Ce matin, ça a failli recommencer mais je suis comme les chats, moi, quand je viens d’être échaudé, je crains l’eau froide. Et pourtant, il ne pleuvait plus, à 3h10, ce matin, à Bordeaux. J’ai pris ma voiture pour me rendre à mon travail et là encore, un véhicule bloquait l’accès aux quais. C’était une bagnole pleine de jeunes qui devaient rentrer de faire la fête. L’un d’eux a bien tenté de s’en sortir, à l’arrière mais avec beaucoup de peine, laissant passer un feu vert. Et un autre a voulu en faire autant avant de se raviser puis de changer d’avis encore une fois. Je me suis beaucoup retenu, vous savez, car si je m’étais écouté et si j’avais été baraqué comme Teddy Rinner, je serais sorti leur dire deux mots, moi, à ces jeunes.

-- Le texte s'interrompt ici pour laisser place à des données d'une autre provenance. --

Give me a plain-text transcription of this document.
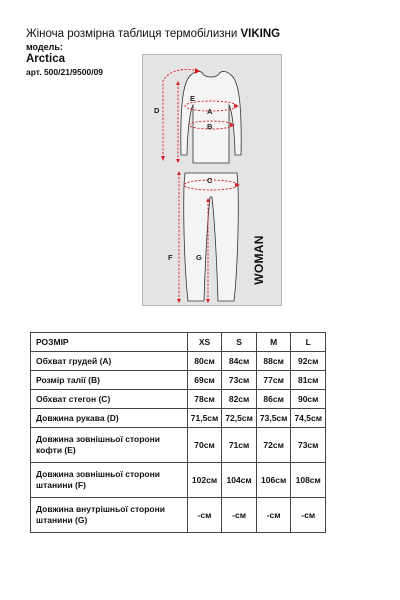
Жіноча розмірна таблиця термобілизни VIKING
модель:
Arctica
арт. 500/21/9500/09
D
E
A
B
C
F	G	WOMAN
РОЗМІР	XS	S	M	L
Обхват грудей (А)	80см	84см	88см	92см
Розмір талії (В)	69см	73см	77см	81см
Обхват стегон (С)	78см	82см	86см	90см
Довжина рукава (D)	71,5см	72,5см	73,5см	74,5см
Довжина зовнішньої сторони кофти (Е)	70см	71см	72см	73см
Довжина зовнішньої сторони штанини (F)	102см	104см	106см	108см
Довжина внутрішньої сторони штанини (G)	-см	-см	-см	-см
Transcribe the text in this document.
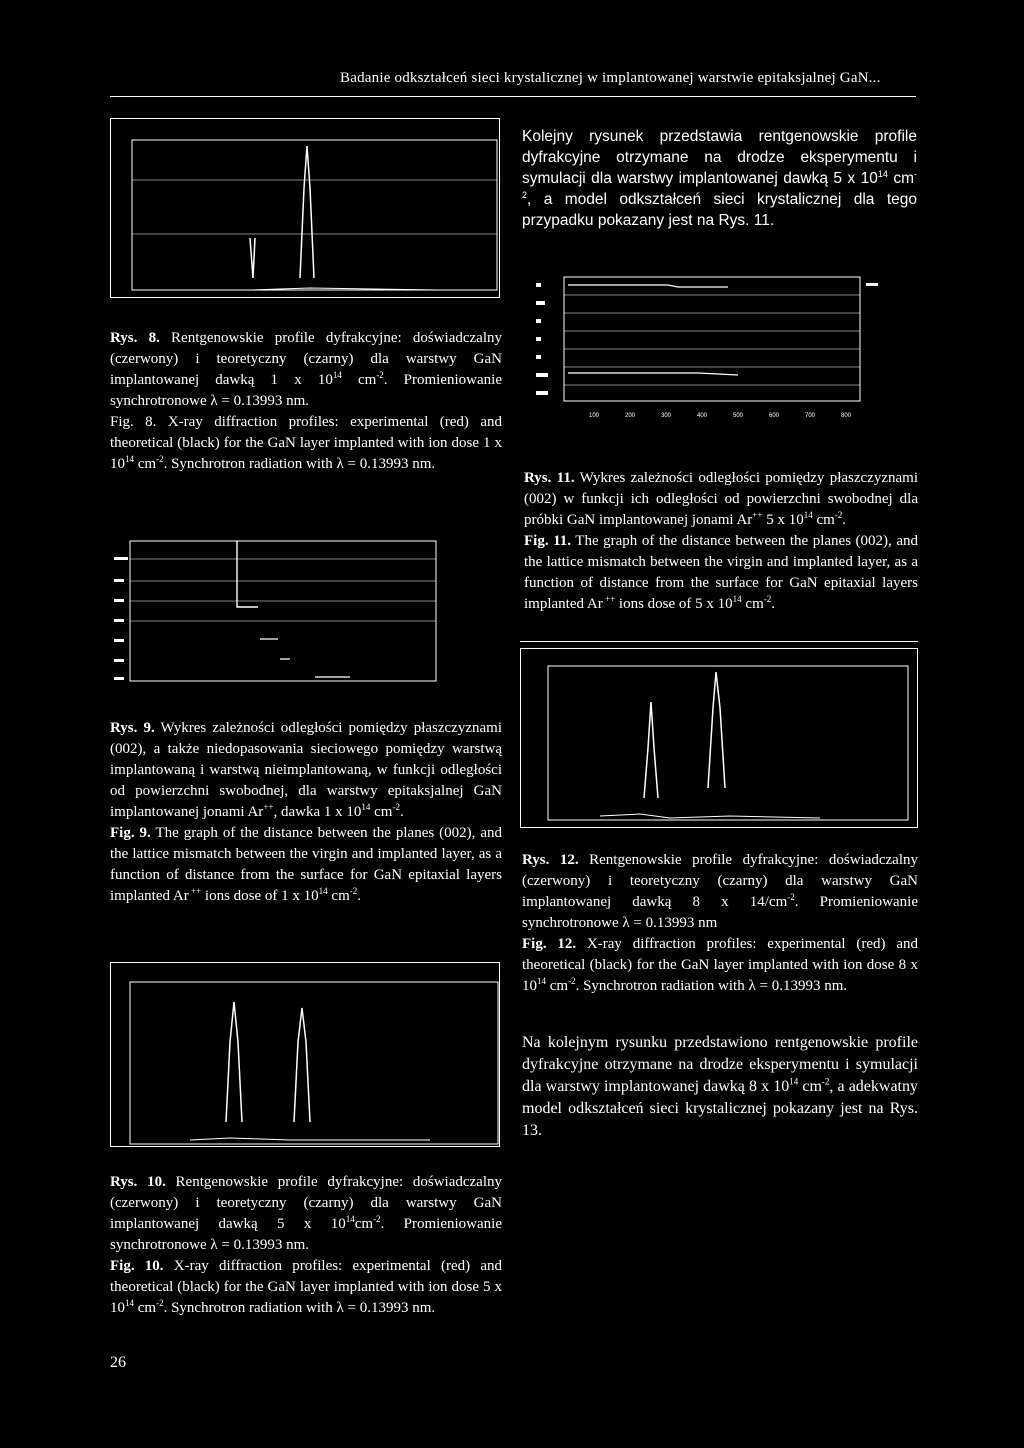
Badanie odkształceń sieci krystalicznej w implantowanej warstwie epitaksjalnej GaN...
Rys. 8. Rentgenowskie profile dyfrakcyjne: doświadczalny (czerwony) i teoretyczny (czarny) dla warstwy GaN implantowanej dawką 1 x $10^{14}$ $cm^{-2}$. Promieniowanie synchrotronowe λ = 0.13993 nm.
Fig. 8. X-ray diffraction profiles: experimental (red) and theoretical (black) for the GaN layer implanted with ion dose 1 x $10^{14}$ $cm^{-2}$. Synchrotron radiation with λ = 0.13993 nm.
Kolejny rysunek przedstawia rentgenowskie profile dyfrakcyjne otrzymane na drodze eksperymentu i symulacji dla warstwy implantowanej dawką 5 x $10^{14}$ $cm^{-2}$, a model odkształceń sieci krystalicznej dla tego przypadku pokazany jest na Rys. 11.
100	200	300	400	500	600	700	800
Rys. 11. Wykres zależności odległości pomiędzy płaszczyznami (002) w funkcji ich odległości od powierzchni swobodnej dla próbki GaN implantowanej jonami Ar++ 5 x $10^{14}$ $cm^{-2}$.
Fig. 11. The graph of the distance between the planes (002), and the lattice mismatch between the virgin and implanted layer, as a function of distance from the surface for GaN epitaxial layers implanted Ar ++ ions dose of 5 x $10^{14}$ $cm^{-2}$.
Rys. 9. Wykres zależności odległości pomiędzy płaszczyznami (002), a także niedopasowania sieciowego pomiędzy warstwą implantowaną i warstwą nieimplantowaną, w funkcji odległości od powierzchni swobodnej, dla warstwy epitaksjalnej GaN implantowanej jonami Ar++, dawka 1 x $10^{14}$ $cm^{-2}$.
Fig. 9. The graph of the distance between the planes (002), and the lattice mismatch between the virgin and implanted layer, as a function of distance from the surface for GaN epitaxial layers implanted Ar ++ ions dose of 1 x $10^{14}$ $cm^{-2}$.
Rys. 12. Rentgenowskie profile dyfrakcyjne: doświadczalny (czerwony) i teoretyczny (czarny) dla warstwy GaN implantowanej dawką 8 x $14/cm^{-2}$. Promieniowanie synchrotronowe λ = 0.13993 nm
Fig. 12. X-ray diffraction profiles: experimental (red) and theoretical (black) for the GaN layer implanted with ion dose 8 x $10^{14}$ $cm^{-2}$. Synchrotron radiation with λ = 0.13993 nm.
Na kolejnym rysunku przedstawiono rentgenowskie profile dyfrakcyjne otrzymane na drodze eksperymentu i symulacji dla warstwy implantowanej dawką 8 x $10^{14}$ $cm^{-2}$, a adekwatny model odkształceń sieci krystalicznej pokazany jest na Rys. 13.
Rys. 10. Rentgenowskie profile dyfrakcyjne: doświadczalny (czerwony) i teoretyczny (czarny) dla warstwy GaN implantowanej dawką 5 x $10^{14}cm^{-2}$. Promieniowanie synchrotronowe λ = 0.13993 nm.
Fig. 10. X-ray diffraction profiles: experimental (red) and theoretical (black) for the GaN layer implanted with ion dose 5 x $10^{14}$ $cm^{-2}$. Synchrotron radiation with λ = 0.13993 nm.
26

Et pendant ce temps, un deuxième feu vert est passé sans que je ne puisse avancer d’un mètre. Et à un moment, j’ai klaxonné, juste comme pour dire « c’est vert ! » mais rien n’y a fait, ça a continué de se parler, celui de dehors à ceux de dedans. Et j’ai vu un troisième feu vert passer. Alors là, le bouilli a commencé à me rendre nerveux, du coup, j’ai décidé de faire les 200 cents mètres en marche arrière pour rejoindre la route qui allait me mener à mon boulot, hei hi, hei ho. J’ai klaxonné plus fortement histoire de montrer que j’en avais assez et j’ai reculé. J’ai entendu des invectives « on a le temps, faut pas se presser, papy » et autres conneries. J’ai ravalé ma hargne. C’est tout. Mais je n’en ai pas pensé moins. Et depuis, j’ai mal au crâne. Ce n’est pas malin.